Recent talks

An Abstraction of the Unit Interval with Euclidean Topology and Denominators

Marco Abbadini (Computer Science, University of Birmingham)

Thursday 23 November 2023, 15:00-16:00
LG10 Old Gym

Compact Hausdorff spaces are the topological abstraction of the unit interval [0,1] (in a sense that can be made precise). Let us now equip the unit interval with the "denominator map" den: [0,1] -> N that maps a rational number to its denominator and an irrational number to 0. We characterize the abstraction of [0,1] that takes into account both the topology and the denominator map. The reason why we were interested in this problem is that one can show that the resulting structures form a category that is categorically dual to the category of Archimedean metrically complete Abelian lattice-ordered groups. This is a joint work with V. Marra and L. Spada: https://arxiv.org/pdf/2210.15341.pdf.

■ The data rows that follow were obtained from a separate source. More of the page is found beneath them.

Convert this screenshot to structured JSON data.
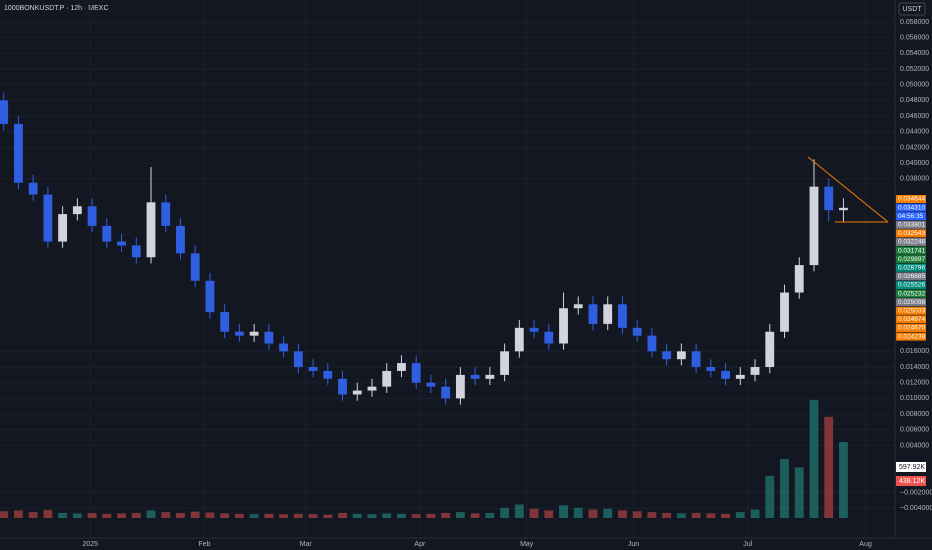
{
  "chart_data": {
    "type": "candlestick",
    "title": "1000BONKUSDT.P · 12h · MEXC",
    "currency": "USDT",
    "up_color": "#d1d4dc",
    "down_color": "#2f5ee0",
    "x": [
      1,
      5,
      9,
      13,
      17,
      21,
      25,
      29,
      33,
      37,
      41,
      45,
      49,
      53,
      57,
      61,
      65,
      69,
      73,
      77,
      81,
      85,
      89,
      93,
      97,
      101,
      105,
      109,
      113,
      117,
      121,
      125,
      129,
      133,
      137,
      141,
      145,
      149,
      153,
      157,
      161,
      165,
      169,
      173,
      177,
      181,
      185,
      189,
      193,
      197,
      201,
      205,
      209,
      213,
      217,
      221,
      225,
      229
    ],
    "open": [
      0.048,
      0.045,
      0.0375,
      0.036,
      0.03,
      0.0335,
      0.0345,
      0.032,
      0.03,
      0.0295,
      0.028,
      0.035,
      0.032,
      0.0285,
      0.025,
      0.021,
      0.0185,
      0.018,
      0.0185,
      0.017,
      0.016,
      0.014,
      0.0135,
      0.0125,
      0.0105,
      0.011,
      0.0115,
      0.0135,
      0.0145,
      0.012,
      0.0115,
      0.01,
      0.013,
      0.0125,
      0.013,
      0.016,
      0.019,
      0.0185,
      0.017,
      0.0215,
      0.022,
      0.0195,
      0.022,
      0.019,
      0.018,
      0.016,
      0.015,
      0.016,
      0.014,
      0.0135,
      0.0125,
      0.013,
      0.014,
      0.0185,
      0.0235,
      0.027,
      0.037,
      0.034
    ],
    "high": [
      0.049,
      0.046,
      0.0385,
      0.037,
      0.0345,
      0.0355,
      0.0355,
      0.033,
      0.031,
      0.0305,
      0.0395,
      0.036,
      0.033,
      0.0295,
      0.026,
      0.022,
      0.0195,
      0.0195,
      0.0195,
      0.018,
      0.017,
      0.015,
      0.0145,
      0.0135,
      0.012,
      0.0125,
      0.0145,
      0.0155,
      0.0155,
      0.013,
      0.0125,
      0.014,
      0.014,
      0.014,
      0.017,
      0.02,
      0.02,
      0.0195,
      0.0235,
      0.023,
      0.023,
      0.023,
      0.023,
      0.02,
      0.019,
      0.017,
      0.017,
      0.017,
      0.015,
      0.0145,
      0.014,
      0.015,
      0.0195,
      0.0245,
      0.028,
      0.0405,
      0.038,
      0.0355
    ],
    "low": [
      0.0442,
      0.0367,
      0.0352,
      0.0292,
      0.0292,
      0.0327,
      0.0312,
      0.0292,
      0.0287,
      0.0272,
      0.0272,
      0.0312,
      0.0277,
      0.0242,
      0.0202,
      0.0177,
      0.0172,
      0.0172,
      0.0162,
      0.0152,
      0.0132,
      0.0127,
      0.0117,
      0.0097,
      0.0097,
      0.0102,
      0.0107,
      0.0127,
      0.0112,
      0.0107,
      0.0092,
      0.0092,
      0.0117,
      0.0117,
      0.0122,
      0.0152,
      0.0177,
      0.0162,
      0.0162,
      0.0207,
      0.0187,
      0.0187,
      0.0182,
      0.0172,
      0.0152,
      0.0142,
      0.0142,
      0.0132,
      0.0127,
      0.0117,
      0.0117,
      0.0122,
      0.0132,
      0.0177,
      0.0227,
      0.0262,
      0.0325,
      0.0325
    ],
    "close": [
      0.045,
      0.0375,
      0.036,
      0.03,
      0.0335,
      0.0345,
      0.032,
      0.03,
      0.0295,
      0.028,
      0.035,
      0.032,
      0.0285,
      0.025,
      0.021,
      0.0185,
      0.018,
      0.0185,
      0.017,
      0.016,
      0.014,
      0.0135,
      0.0125,
      0.0105,
      0.011,
      0.0115,
      0.0135,
      0.0145,
      0.012,
      0.0115,
      0.01,
      0.013,
      0.0125,
      0.013,
      0.016,
      0.019,
      0.0185,
      0.017,
      0.0215,
      0.022,
      0.0195,
      0.022,
      0.019,
      0.018,
      0.016,
      0.015,
      0.016,
      0.014,
      0.0135,
      0.0125,
      0.013,
      0.014,
      0.0185,
      0.0235,
      0.027,
      0.037,
      0.034,
      0.0343
    ],
    "volume": [
      80,
      90,
      70,
      95,
      60,
      55,
      60,
      50,
      55,
      60,
      90,
      70,
      60,
      75,
      65,
      55,
      50,
      45,
      50,
      45,
      50,
      45,
      40,
      60,
      50,
      45,
      55,
      50,
      45,
      50,
      60,
      70,
      55,
      60,
      120,
      160,
      110,
      90,
      150,
      120,
      100,
      110,
      90,
      80,
      70,
      60,
      55,
      60,
      55,
      50,
      70,
      100,
      500,
      700,
      600,
      1400,
      1200,
      900
    ],
    "volume_ylim": [
      0,
      1600
    ],
    "xlim": [
      0,
      243
    ],
    "xticks": [
      {
        "value": 24.5,
        "label": "2025"
      },
      {
        "value": 55.5,
        "label": "Feb"
      },
      {
        "value": 83,
        "label": "Mar"
      },
      {
        "value": 114,
        "label": "Apr"
      },
      {
        "value": 143,
        "label": "May"
      },
      {
        "value": 172,
        "label": "Jun"
      },
      {
        "value": 203,
        "label": "Jul"
      },
      {
        "value": 235,
        "label": "Aug"
      }
    ],
    "ylim": [
      -0.0078,
      0.0608
    ],
    "yticks": [
      {
        "value": 0.058,
        "label": "0.058000"
      },
      {
        "value": 0.056,
        "label": "0.056000"
      },
      {
        "value": 0.054,
        "label": "0.054000"
      },
      {
        "value": 0.052,
        "label": "0.052000"
      },
      {
        "value": 0.05,
        "label": "0.050000"
      },
      {
        "value": 0.048,
        "label": "0.048000"
      },
      {
        "value": 0.046,
        "label": "0.046000"
      },
      {
        "value": 0.044,
        "label": "0.044000"
      },
      {
        "value": 0.042,
        "label": "0.042000"
      },
      {
        "value": 0.04,
        "label": "0.040000"
      },
      {
        "value": 0.038,
        "label": "0.038000"
      },
      {
        "value": 0.016,
        "label": "0.016000"
      },
      {
        "value": 0.014,
        "label": "0.014000"
      },
      {
        "value": 0.012,
        "label": "0.012000"
      },
      {
        "value": 0.01,
        "label": "0.010000"
      },
      {
        "value": 0.008,
        "label": "0.008000"
      },
      {
        "value": 0.006,
        "label": "0.006000"
      },
      {
        "value": 0.004,
        "label": "0.004000"
      },
      {
        "value": -0.002,
        "label": "−0.002000"
      },
      {
        "value": -0.004,
        "label": "−0.004000"
      }
    ],
    "price_labels": [
      {
        "text": "0.034644",
        "color": "#f57c00"
      },
      {
        "text": "0.034310",
        "color": "#2962ff"
      },
      {
        "text": "04:56:35",
        "color": "#2962ff"
      },
      {
        "text": "0.033801",
        "color": "#787b86"
      },
      {
        "text": "0.032543",
        "color": "#f57c00"
      },
      {
        "text": "0.032248",
        "color": "#787b86"
      },
      {
        "text": "0.031741",
        "color": "#1b7f3a"
      },
      {
        "text": "0.029897",
        "color": "#1b7f3a"
      },
      {
        "text": "0.028796",
        "color": "#00897b"
      },
      {
        "text": "0.026885",
        "color": "#787b86"
      },
      {
        "text": "0.025526",
        "color": "#00897b"
      },
      {
        "text": "0.025232",
        "color": "#1b7f3a"
      },
      {
        "text": "0.025098",
        "color": "#787b86"
      },
      {
        "text": "0.025033",
        "color": "#f57c00"
      },
      {
        "text": "0.024974",
        "color": "#f57c00"
      },
      {
        "text": "0.024670",
        "color": "#f57c00"
      },
      {
        "text": "0.024239",
        "color": "#f57c00"
      }
    ],
    "volume_labels": [
      {
        "text": "597.92K",
        "color": "#ffffff"
      },
      {
        "text": "438.12K",
        "color": "#ef5350"
      }
    ]
  }
}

The Troublesome Probabilistic Powerdomain

Achim Jung (University of Birmingham)

Thursday 9 November 2023, 15:00-16:00
LG10 Old Gym

The probabilistic powerdomain was introduced by Jones and Plotkin in 1989 and some fundamental properties were proved in the PhD thesis of Jones. Several authors were able to establish a close link between this construction and Borel measures on fairly general topological spaces. From the point of view of semantics of programming languages, however, one would like to know whether the construction can be restricted to one of the Cartesian closed categories of continuous domains. This remains an open problem. In this talk I will present some of the background and some of the recent progress towards a positive solution.

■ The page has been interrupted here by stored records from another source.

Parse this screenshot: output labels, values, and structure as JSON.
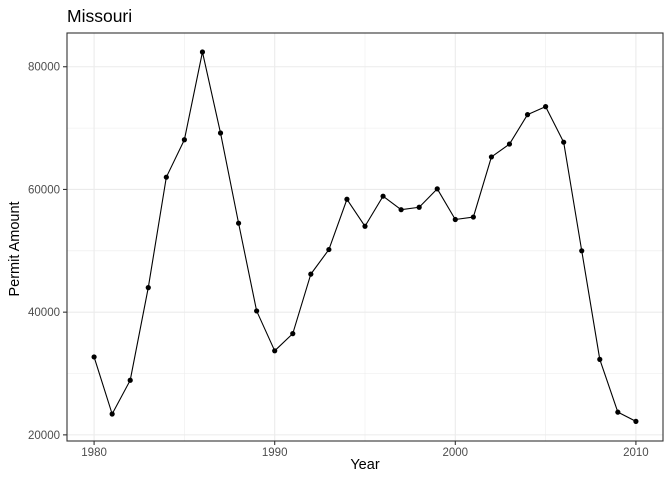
{
  "chart_data": {
    "type": "line",
    "title": "Missouri",
    "xlabel": "Year",
    "ylabel": "Permit Amount",
    "x": [
      1980,
      1981,
      1982,
      1983,
      1984,
      1985,
      1986,
      1987,
      1988,
      1989,
      1990,
      1991,
      1992,
      1993,
      1994,
      1995,
      1996,
      1997,
      1998,
      1999,
      2000,
      2001,
      2002,
      2003,
      2004,
      2005,
      2006,
      2007,
      2008,
      2009,
      2010
    ],
    "series": [
      {
        "values": [
          32700,
          23400,
          28900,
          44000,
          62000,
          68100,
          82400,
          69200,
          54500,
          40200,
          33700,
          36500,
          46200,
          50200,
          58400,
          54000,
          58900,
          56700,
          57100,
          60100,
          55100,
          55500,
          65300,
          67400,
          72200,
          73500,
          67700,
          50000,
          32300,
          23700,
          22200
        ]
      }
    ],
    "xticks": [
      "1980",
      "1990",
      "2000",
      "2010"
    ],
    "yticks": [
      "20000",
      "40000",
      "60000",
      "80000"
    ],
    "xlim": [
      1978.5,
      2011.5
    ],
    "ylim": [
      19000,
      85500
    ],
    "grid": true,
    "legend": "none",
    "colors": {
      "line": "#000000",
      "point": "#000000",
      "grid": "#ebebeb",
      "panel_border": "#333333",
      "background": "#ffffff"
    }
  }
}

Non-Hausdorff Topology and Mathematical Analysis

Amin Farjudian (School of Mathematics, University of Birmingham)

Thursday 26 October 2023, 15:00-16:00
LG10 Old Gym

In classical mathematical analysis, the topologies that are commonly used are Hausdorff. In contrast, over partial orders, the topologies that capture the concept of approximation are typically non-Hausdorff. Continuous domains are a special class of partial orders that were introduced by Dana Scott (in the late sixties) as a mathematical model of computation. Domain theory has enriched computer science with powerful methods from order theory, topology, and category theory, and domains are ideal for analysis of robustness, soundness, completeness, and computability. Many concepts of mathematical analysis have been recast in domain theory, e.g., dynamical systems, iterated function systems, measure theory, non-smooth analysis, stochastic processes, and solution of ODEs. The aim of the talk is to present a brief introduction to domain-theoretic mathematical analysis together with some key results. This will be followed by a discussion of some open problems, e.g., solution of PDEs. A common challenge in addressing these problems is handling topological spaces which do not have favourable properties (e.g., local compactness, core-compactness, etc.) that are necessary for domain constructions. An overview of recent results in this area will be presented as well.